It’s a cry for help, not crime

KUALA LUMPUR: Groups are asking for the abolishment of Section 309 of the Penal Code (Act 574) to be sped up now that the government has decided to decriminalise suicide.

The National Coalition for Mental Wellbeing (NCMW) called for the expeditious tabling of the relevant legislation in Parliament to decriminalise attempted suicide given that the issue has been longstanding.

It also called for the Bill to repeal Section 309 to be tabled in the current Parliament meeting, saying there was a need to act with urgency on this matter.

“In the interim, the NCMW proposes that the government maintain its commitment by withdrawing all pending charges under Section 309 and impose a moratorium on any new charges under the same section.

“We thank the Home Minister, Health Minister and the Attorney General’s Chambers for the proposal to abolish Section 309,” the NCMW decriminalisation focus group said in a statement yesterday.

Alliance for Safe Community chairman and Befrienders KL patron Tan Sri Lee Lam Thye said the repeal must be expedited as those who attempted suicide should not be treated as criminals, but as people needing psychosocial support and psychiatric help.
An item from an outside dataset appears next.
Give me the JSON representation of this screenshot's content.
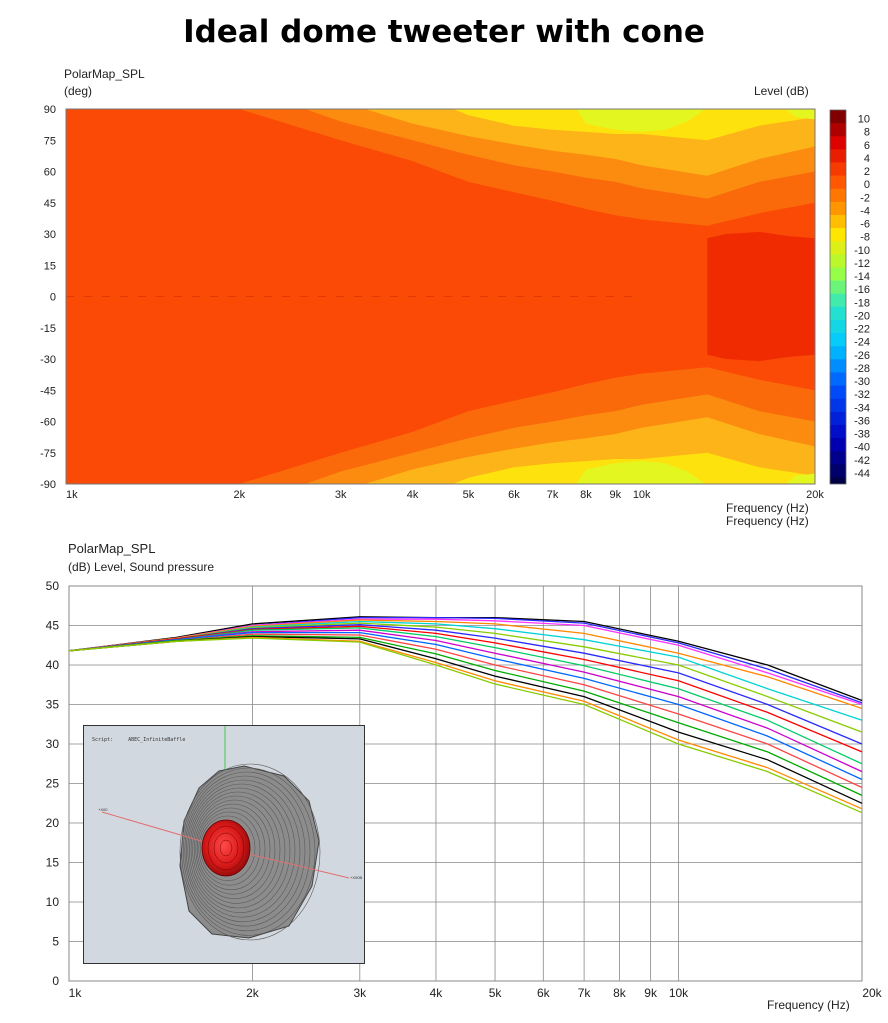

“The other call is to withdraw pending charges under Section 309 and impose a moratorium to ensure that there are no new arrests under this law while it is being decriminalised.

“This is very important while we wait for the law to be amended.

“The Attorney General and other authorities must expedite the process because saying in Parliament that the government has agreed to abolish the law is one thing and actually delivering on it is another,” said Lee.

He added that decriminalisation of the law was crucial to ensure that those with mental health problems will be given the space to share their problems without fear of persecution.

Taylor’s University Centre for Human Excellence and Development director Assoc Prof Dr Anasuya Jegathevi Jegathesan said decriminalising suicide attempts would greatly remove the stigma attached to mental health issues and spur people to seek help.

“It will remove the stigma as suicide attempts will no longer be seen as a crime, and for what it really is, which is not a criminal act but an act of great desperation by individuals who are in pain.

“Now with the decriminalisation of the law, if nothing else, it will help people to reach out.

“A lot of family members are hesitant to report that their child or someone in the family had attempted suicide or obtain help for them because they are afraid that the person will be arrested.

“In turn, individuals do not get the treatment that is needed because there is a fear of being punished,” she added.

On Thursday, Deputy Health Minister Datuk Aaron Ago Dagang told the Dewan Rakyat that the Home Ministry and Attorney General’s Chambers were agreeable to abolishing the section which criminalises attempted suicide.